Warum Magny-Cours für die Superbike-WM Tradition hat

Von Kay Hettich
Superbike-WM
Magny-Cours bietet immer spannende Rennen

Magny-Cours bietet immer spannende Rennen

Bis 2022 läuft der Vertrag zwischen Superbike-WM und Magny-Cours. Die Meetings der seriennahen Motorradweltmeisterschaft auf der französischen Rennstrecken erfreuen sich seit Jahren großer Beliebtheit.

Für die Dorna gibt es keinen Grund, an der Präsenz der Superbike-WM in Magny-Cours etwas zu ändern. Obwohl das Wetter Ende September häufig nicht sehr einladend ist, bewegen sich die Zuschauerzahlen auf konstant hohem Niveau. Vorzeitig wurde der Vertrag vor einem Jahr bis einschließlich 2022 verlängert.

Nach dem ersten Meeting der Superbike-WM im Jahr 1991 folgte eine bis 2003 andauernde Pause, seitdem ist die 4,4 km lange Rennstrecke ohne Unterbrechung im Kalender der Superbike-WM enthalten. Erfolgreichste Piloten sind Ikone Noriyuki Haga und der vierfache Weltmeister Jonathan Rea (Kawasaki) mit jeweils fünf Laufsiegen.

Die französische Rennstrecke heißt mit vollen Namen 'Circuit de Nevers Magny-Cours' und trägt seinen heutigen Namen seit 1989. Der 4,4 km lange Kurs befindet sich im ländlich geprägten Département Nièvre in der Region Burgund, etwa 250 Kilometer südlich von Paris.

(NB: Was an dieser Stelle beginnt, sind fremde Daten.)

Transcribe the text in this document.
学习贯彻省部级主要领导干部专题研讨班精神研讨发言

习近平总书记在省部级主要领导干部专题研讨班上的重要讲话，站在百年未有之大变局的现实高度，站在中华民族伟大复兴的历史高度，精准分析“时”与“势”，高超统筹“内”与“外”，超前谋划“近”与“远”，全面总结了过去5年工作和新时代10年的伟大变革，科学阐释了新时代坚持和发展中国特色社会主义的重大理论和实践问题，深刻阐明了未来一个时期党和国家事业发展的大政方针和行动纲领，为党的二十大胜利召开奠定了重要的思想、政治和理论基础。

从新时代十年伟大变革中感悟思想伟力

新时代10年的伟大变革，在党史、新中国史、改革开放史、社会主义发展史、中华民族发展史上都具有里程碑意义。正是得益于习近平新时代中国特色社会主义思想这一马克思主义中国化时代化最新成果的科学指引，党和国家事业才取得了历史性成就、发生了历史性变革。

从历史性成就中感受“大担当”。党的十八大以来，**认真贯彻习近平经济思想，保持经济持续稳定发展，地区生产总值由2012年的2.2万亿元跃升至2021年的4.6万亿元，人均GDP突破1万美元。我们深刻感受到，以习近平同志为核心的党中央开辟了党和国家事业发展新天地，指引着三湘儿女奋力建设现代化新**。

Bereits 1961 wurde die Rennstrecke eröffnet, die in den folgenden Jahren und Jahrzehnten mehrfach erweitert und modernisiert wurde. Berühmt ist Magny-Cours als Austragungsort des Motorrad-Langstreckenklassiker 'Bol d’Or', der hier bis 2014 ausgetragen wurde.

Magny-Cours bietet von allem etwas. Es gibt verschieden enge Kurven, drei langsame Spitzkehren und eine schnelle Gerade. Auf diesem technisch anspruchsvollen Layout kann man keinen natürlichen Rhythmus fahren. Oft geht es mit sehr hohem Tempo auf die langsamsten Kurven der gesamten Saison zu, zum Teil auch bergab. Stabilität, Brems- und Lenkverhalten sind also sehr wichtig, nicht nur am Ende der Gegengerade eingangs der 'Adelaide'-Spitzkehre. Dort bremst man von 290 km/h auf unter 50 km/h herunter. Verbremser und rennentscheidende Manöver sind an dieser Stelle vorprogrammiert.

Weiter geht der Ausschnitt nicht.